Technology can reduce these gaps when it translates complexity into something people can use, and when it supports shared data foundations, consistent terminology and patient reported inputs that reflect daily life. Used well, AI can turn scattered information into structured insight without making the process cold or opaque.
The point is not to automate the human side out of research. It is to make the human side possible at scale, with clearer explanations, better staging of information and fewer preventable surprises.
What this changes for study design and delivery
• If participation requires repeated long travel, that is a feasibility risk, and it will show up later as screen failure, dropout and protocol deviation.
• If screen failures are treated as an administrative outcome rather than a learning signal, the same friction repeats study after study.
• If awareness depends on patients stumbling across a buried link, visibility is being left to chance.
• If understanding requires high health literacy or fast English, the study is quietly selecting for the privileged.
• If sites absorb the pressure of aggressive timelines and complex procedures, quality becomes the silent trade off.
• If patient questions, declines and dropouts are captured and fed back into design, clarity improves and burden reduces.

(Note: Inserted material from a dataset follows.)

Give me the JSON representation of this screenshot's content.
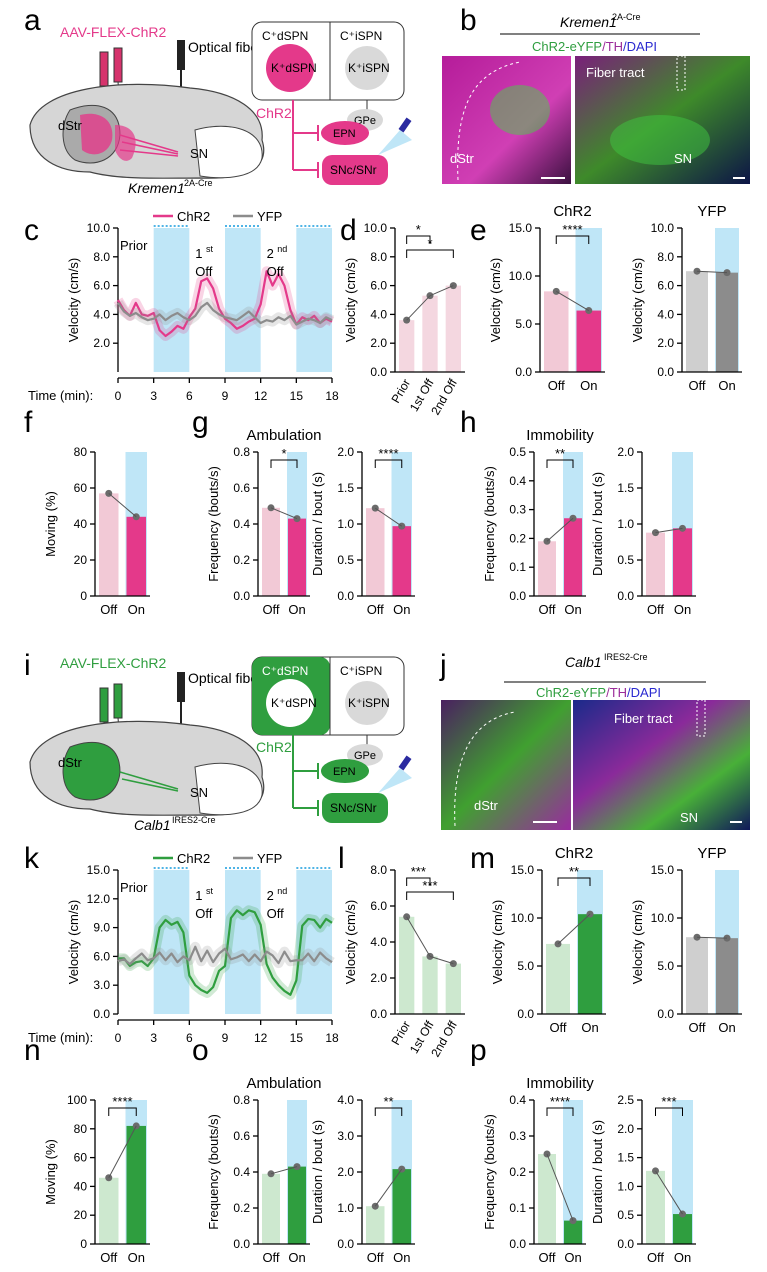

For rare disease programmes, joining up the dots is often less about creating more materials and more about making information flow to the right people at the right time. Sponsors can support clinical teams by giving sites a simple, usable version of the trial story that clinicians can hold in their head, not just a protocol they can file. They can invest in consistent, plain language summaries that mirror how families search and speak, and in lightweight ways for sites to surface barriers early, including travel feasibility, screening burden and caregiver constraints. When that feedback is treated as evidence, not noise, the trial becomes easier to offer, easier to explain and easier to deliver without quality being the price of speed.

Building trust through empathy and openness
Addressing the silent absence of research requires empathy and openness and a willingness to say what is known, what is uncertain and what support exists.
For biopharma teams, the opportunity is to help clinical teams keep trials top of mind rather than an afterthought. That can look like clearer site facing trial narratives, practical participation pathway maps and feedback loops that return patient and site friction to protocol teams early before amendments and rescue plans become inevitable.
The future of patient focused research lies in recognising what has gone unsaid and gently bringing it into view. Reducing invisibility is not only a patient problem, but also a workflow problem. Patient engagement and clinical teams can make research easier for clinicians to carry forward by simplifying what is shared, making it visible at the point of care and creating a clear handoff that does not require clinicians to memorise trial details or hunt for links. In rare disease especially, families often arrive already informed. Our job is to join the dots, so that clinicians can meet that reality with confidence and trials become something discussed early, not discovered late.